When I was a child we used to get special Jewish children's books as prizes at religion school. They were always full of the kind of stories which adults brightly tell you are so much fun, but which you know are nothing of the sort. The illustrations were usually "artistic", that is in smudgy charcoal of idealised children with shyly appealing expressions. Food was always delicious, often featuring golden loaves rising and filling the kitchen with their aroma, mothers eternally loving and children only naughty by mistake. It all used to make me feel very rebellious.
Thirty-five years later, not much seems to have changed. In Ad le Geras's Jerusalem the Golden, despite spanning several generations of war-torn history, golden windows still offer glimpses of delicious food and maternal warmth.

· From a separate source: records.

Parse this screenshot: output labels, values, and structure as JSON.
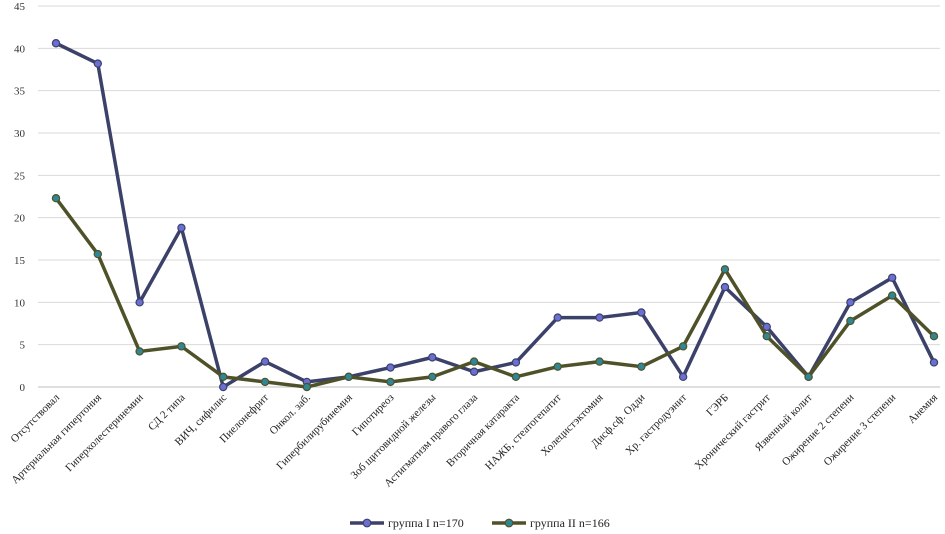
{
  "chart_data": {
    "type": "line",
    "title": "",
    "xlabel": "",
    "ylabel": "",
    "ylim": [
      0,
      45
    ],
    "y_ticks": [
      0,
      5,
      10,
      15,
      20,
      25,
      30,
      35,
      40,
      45
    ],
    "y_tick_labels": [
      "0",
      "5",
      "10",
      "15",
      "20",
      "25",
      "30",
      "35",
      "40",
      "45"
    ],
    "grid": "horizontal",
    "legend_position": "bottom-center",
    "categories": [
      "Отсутствовал",
      "Артериальная гипертония",
      "Гиперхолестеринемии",
      "СД 2 типа",
      "ВИЧ, сифилис",
      "Пиелонефрит",
      "Онкол. заб.",
      "Гипербилирубинемия",
      "Гипотиреоз",
      "Зоб щитовидной железы",
      "Астигматизм правого глаза",
      "Вторичная катаракта",
      "НАЖБ, стеатогепатит",
      "Холецистэктомия",
      "Дисф.сф. Одди",
      "Хр. гастродуэнит",
      "ГЭРБ",
      "Хронический гастрит",
      "Язвенный колит",
      "Ожирение 2 степени",
      "Ожирение 3 степени",
      "Анемия"
    ],
    "series": [
      {
        "name": "группа I  n=170",
        "color": "#3b4168",
        "marker_color": "#6b6fd4",
        "values": [
          40.6,
          38.2,
          10.0,
          18.8,
          0.0,
          3.0,
          0.6,
          1.2,
          2.3,
          3.5,
          1.8,
          2.9,
          8.2,
          8.2,
          8.8,
          1.2,
          11.8,
          7.1,
          1.2,
          10.0,
          12.9,
          2.9
        ]
      },
      {
        "name": "группа II  n=166",
        "color": "#4f5229",
        "marker_color": "#2f8796",
        "values": [
          22.3,
          15.7,
          4.2,
          4.8,
          1.2,
          0.6,
          0.0,
          1.2,
          0.6,
          1.2,
          3.0,
          1.2,
          2.4,
          3.0,
          2.4,
          4.8,
          13.9,
          6.0,
          1.2,
          7.8,
          10.8,
          6.0
        ]
      }
    ]
  }
}
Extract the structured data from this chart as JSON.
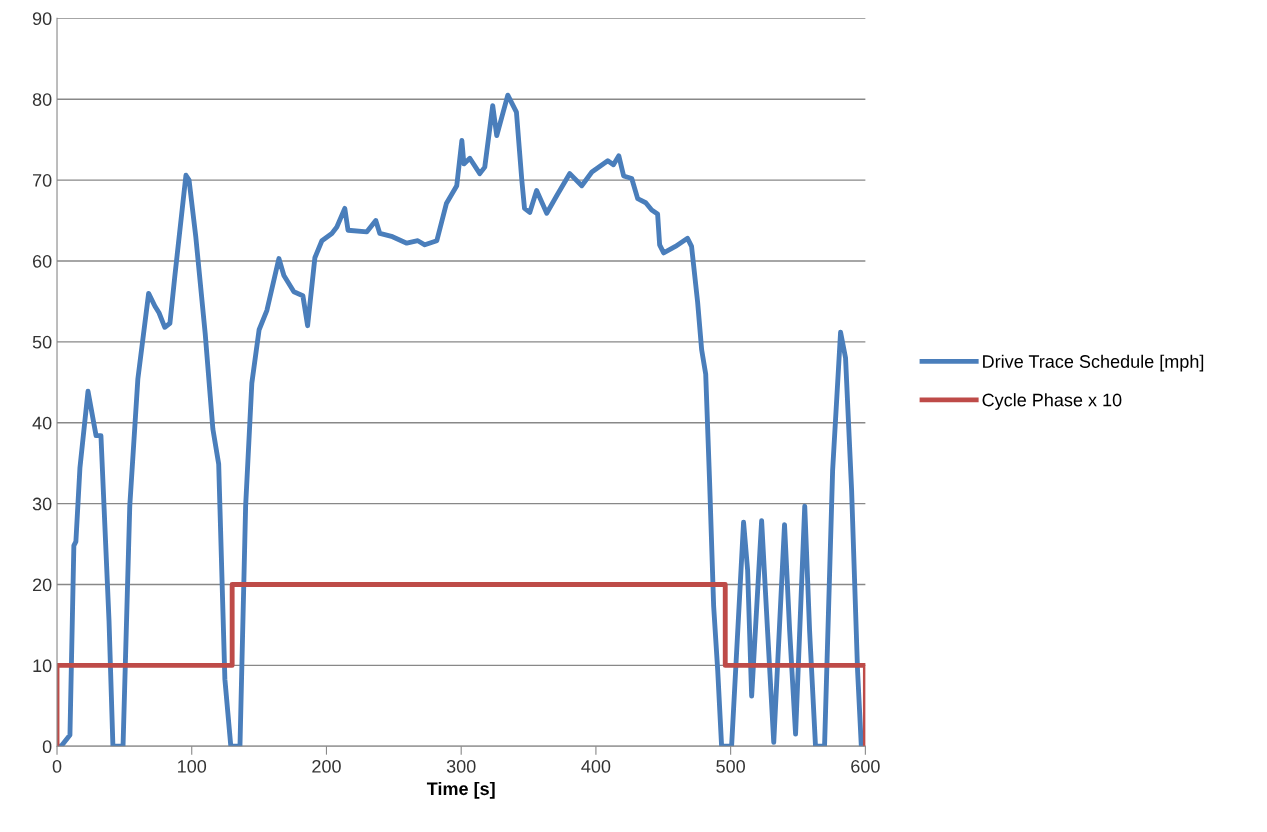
{
  "chart_data": {
    "type": "line",
    "xlabel": "Time [s]",
    "xlim": [
      0,
      600
    ],
    "xticks": [
      0,
      100,
      200,
      300,
      400,
      500,
      600
    ],
    "ylim": [
      0,
      90
    ],
    "yticks": [
      0,
      10,
      20,
      30,
      40,
      50,
      60,
      70,
      80,
      90
    ],
    "grid": "y",
    "legend": "right",
    "marker": "none",
    "line_style": "solid",
    "series": [
      {
        "name": "Drive Trace Schedule [mph]",
        "color": "#4a7ebb",
        "x": [
          0,
          3,
          9.6,
          12.5,
          14,
          17,
          23,
          29,
          32.6,
          38.6,
          41.5,
          49,
          54,
          60,
          68,
          72.7,
          75.7,
          80,
          83.8,
          87.5,
          95.7,
          98,
          103,
          110,
          115.7,
          120,
          124.6,
          129,
          135.8,
          140,
          144.6,
          150,
          155.8,
          164.7,
          168.4,
          175.8,
          182.5,
          186,
          191.4,
          196.6,
          204,
          207.7,
          213.6,
          216,
          230,
          236.6,
          239.6,
          249,
          259.6,
          267.8,
          273,
          281.9,
          289,
          296.7,
          300.5,
          302,
          306.4,
          313.8,
          317.5,
          323.4,
          326.4,
          334.6,
          341,
          345,
          347,
          350.9,
          356,
          363.5,
          371,
          380.6,
          389.5,
          397,
          408.8,
          413,
          417,
          420.6,
          426.6,
          431,
          437,
          441.4,
          445.8,
          447.3,
          450.3,
          459,
          468,
          471,
          475.5,
          478.5,
          481.5,
          484.4,
          487.4,
          490.4,
          493.3,
          500.7,
          509.6,
          512.6,
          515.6,
          523,
          527.4,
          532,
          540,
          543.8,
          548.2,
          555,
          558.6,
          563,
          569.7,
          575.7,
          581.6,
          585.3,
          589.8,
          594.2,
          597
        ],
        "values": [
          0,
          0,
          1.4,
          24.8,
          25.3,
          34.4,
          43.9,
          38.4,
          38.4,
          15.5,
          0,
          0,
          29.7,
          45.4,
          56,
          54.4,
          53.6,
          51.8,
          52.3,
          58.2,
          70.6,
          70,
          63,
          51,
          39.2,
          34.9,
          8.3,
          0,
          0,
          29.7,
          44.9,
          51.5,
          53.9,
          60.3,
          58.2,
          56.2,
          55.7,
          52,
          60.4,
          62.5,
          63.4,
          64.2,
          66.5,
          63.8,
          63.6,
          65,
          63.4,
          63,
          62.2,
          62.5,
          62,
          62.5,
          67.1,
          69.3,
          74.9,
          72,
          72.7,
          70.8,
          71.6,
          79.2,
          75.5,
          80.5,
          78.4,
          70,
          66.5,
          66,
          68.7,
          65.9,
          68.1,
          70.8,
          69.3,
          71,
          72.4,
          71.9,
          73,
          70.5,
          70.2,
          67.7,
          67.2,
          66.3,
          65.8,
          62,
          61,
          61.8,
          62.8,
          61.8,
          54.9,
          49,
          46,
          32.6,
          17.3,
          9.4,
          0,
          0,
          27.7,
          21.8,
          6.2,
          27.9,
          14.3,
          0.5,
          27.4,
          14.3,
          1.5,
          29.7,
          14.3,
          0,
          0,
          34.1,
          51.2,
          48,
          31.6,
          9.4,
          0
        ]
      },
      {
        "name": "Cycle Phase x 10",
        "color": "#be4b48",
        "x": [
          0,
          0,
          130,
          130,
          496,
          496,
          600,
          600
        ],
        "values": [
          0,
          10,
          10,
          20,
          20,
          10,
          10,
          0
        ]
      }
    ]
  }
}
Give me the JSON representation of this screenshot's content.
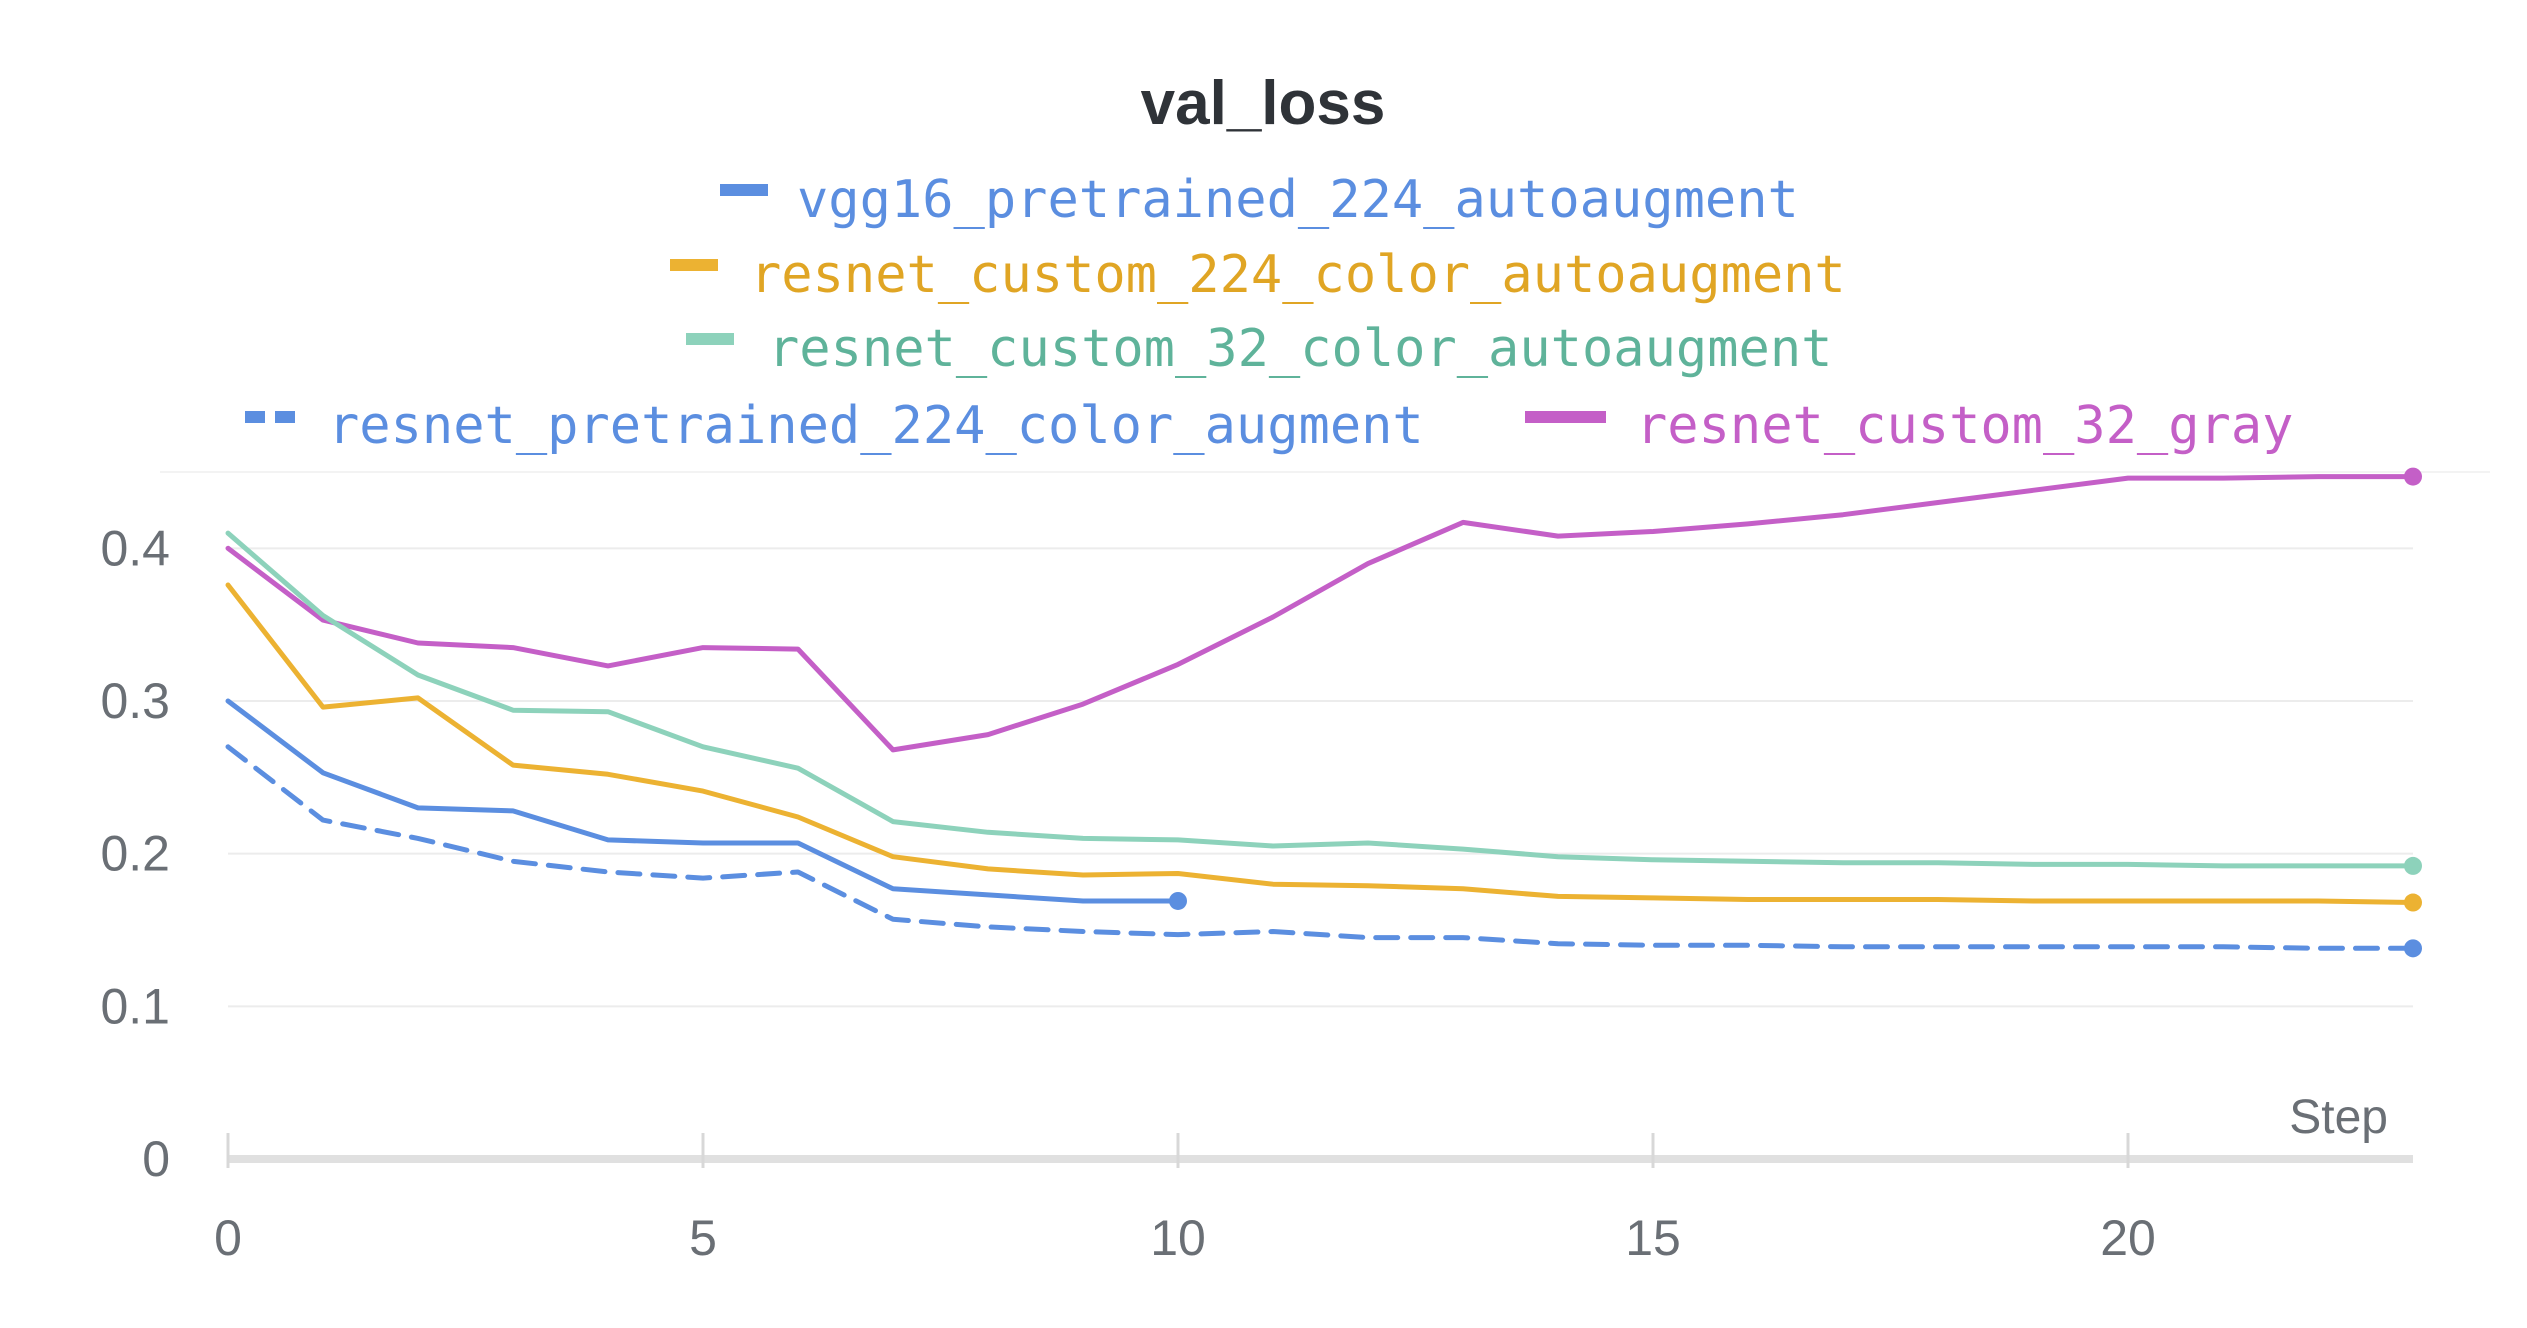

Is there nothing a plate of strudel cannot assuage? Adventures in the mythic city are offered as adventures in self-discovery and discovery of the Jewish past, all somehow gemuetlich and heimisch (roughly, heart-warming and homelike). A slightly more realistic view of childish spats and squabbles is occasionally interspersed with the pretty drawings, but it still makes me feel rebellious.
Always Adam, on the other hand, has the simple repetitive structure of a folk tale. It absorbs young readers as it follows a prayer shawl from pre-Revolutionary Russia to the United States of today in a moving snapshot of history. Religion schools ought to fall on it for their little boys. But the drawings are still just too gemuetlich to be true.